The British Columbia Lottery Corporation (BCLC) hopes to increase its revenues this year as it has attracted a number of Chinese high rollers.
Since its lottery ticket sales have fallen, the Crown Corporation has focused on promoting its casino products to wealthy high rollers from Mainland China, who are willing to bet as much as $100,000 on a game of baccarat. BCLC CEO Jim Lightbody says that the strategy has been immensely successful as table games, including high-stakes games, have generated 20 percent more revenue than last year.
The Crown’s budget papers indicate that it intends to beat its own target of generating a net income of $1.2 billion for the fiscal year ending on March 31 because of “an increase in high-limit table revenue.”
But critics say that the provincial government is taking a huge risk by promoting a variant of gambling that has been known to encourage organized crime and money laundering in different parts of the globe.

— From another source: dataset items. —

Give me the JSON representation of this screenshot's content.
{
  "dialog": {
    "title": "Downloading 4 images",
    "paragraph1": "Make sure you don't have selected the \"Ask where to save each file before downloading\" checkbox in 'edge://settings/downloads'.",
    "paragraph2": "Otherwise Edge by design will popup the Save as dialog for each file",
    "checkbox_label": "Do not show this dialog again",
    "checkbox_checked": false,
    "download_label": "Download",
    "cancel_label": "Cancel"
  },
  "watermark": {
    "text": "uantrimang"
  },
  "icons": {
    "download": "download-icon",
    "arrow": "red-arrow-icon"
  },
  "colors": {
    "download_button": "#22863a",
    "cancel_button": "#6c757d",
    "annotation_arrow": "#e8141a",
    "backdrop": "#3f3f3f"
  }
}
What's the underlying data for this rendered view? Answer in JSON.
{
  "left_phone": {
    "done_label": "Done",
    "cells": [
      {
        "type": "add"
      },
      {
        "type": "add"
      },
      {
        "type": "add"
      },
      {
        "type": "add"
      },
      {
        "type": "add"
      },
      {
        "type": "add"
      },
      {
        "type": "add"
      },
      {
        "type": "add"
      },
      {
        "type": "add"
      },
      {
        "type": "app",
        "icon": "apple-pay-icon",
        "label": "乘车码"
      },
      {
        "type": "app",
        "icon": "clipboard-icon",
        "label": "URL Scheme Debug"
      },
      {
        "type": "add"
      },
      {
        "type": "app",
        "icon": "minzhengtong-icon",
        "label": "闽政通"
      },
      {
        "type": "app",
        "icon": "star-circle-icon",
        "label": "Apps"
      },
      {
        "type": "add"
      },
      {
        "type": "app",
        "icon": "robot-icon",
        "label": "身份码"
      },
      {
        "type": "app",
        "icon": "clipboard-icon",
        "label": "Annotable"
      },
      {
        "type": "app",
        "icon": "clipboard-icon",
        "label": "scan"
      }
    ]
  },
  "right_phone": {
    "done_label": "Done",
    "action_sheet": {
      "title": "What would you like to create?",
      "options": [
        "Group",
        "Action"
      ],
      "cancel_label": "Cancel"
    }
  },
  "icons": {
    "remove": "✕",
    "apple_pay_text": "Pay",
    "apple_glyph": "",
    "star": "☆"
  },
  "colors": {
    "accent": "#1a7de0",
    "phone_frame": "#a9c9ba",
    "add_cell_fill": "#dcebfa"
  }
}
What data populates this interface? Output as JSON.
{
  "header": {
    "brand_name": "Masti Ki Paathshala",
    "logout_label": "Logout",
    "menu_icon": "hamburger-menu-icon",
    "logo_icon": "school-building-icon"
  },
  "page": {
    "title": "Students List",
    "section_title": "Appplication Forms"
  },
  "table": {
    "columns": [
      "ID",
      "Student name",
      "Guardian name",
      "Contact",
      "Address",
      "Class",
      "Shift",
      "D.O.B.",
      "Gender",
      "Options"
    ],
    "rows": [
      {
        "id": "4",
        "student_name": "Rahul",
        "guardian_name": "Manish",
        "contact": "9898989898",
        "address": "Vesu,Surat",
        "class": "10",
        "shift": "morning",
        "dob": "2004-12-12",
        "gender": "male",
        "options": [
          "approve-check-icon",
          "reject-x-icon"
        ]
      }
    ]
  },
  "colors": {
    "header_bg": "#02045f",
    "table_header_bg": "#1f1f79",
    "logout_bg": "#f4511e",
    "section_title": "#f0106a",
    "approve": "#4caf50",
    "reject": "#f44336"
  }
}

Sandy Garossino, who belongs to Vancouver Not Vegas, an association that is urging the government to impose a moratorium on gambling expansion, said: “I would suggest we’re more than flirting with this, and the government has to know this. Surely, someone, somewhere should be asking: Is this the right thing for a B.C. Crown corporation to do?”
According to Lightbody, brick-and-mortar casinos have raised the number of “salons” or private gambling rooms and increased table limits from $5k to $100k per hand. Casinos have also started providing comps, accommodation, and free food for the benefit of their high-stakes customers.
Currently, the Lower Mainland has 135 salons or private gambling rooms, most of them in the region’s top four casinos—Vancouver’s Edgewater, Richmond’s River Rock, Burnaby’s Grand Villa, and New Westminster’s Starlight.
The high-stakes tables are meant chiefly for Chinese gamblers, who prefer high-stakes baccarat games.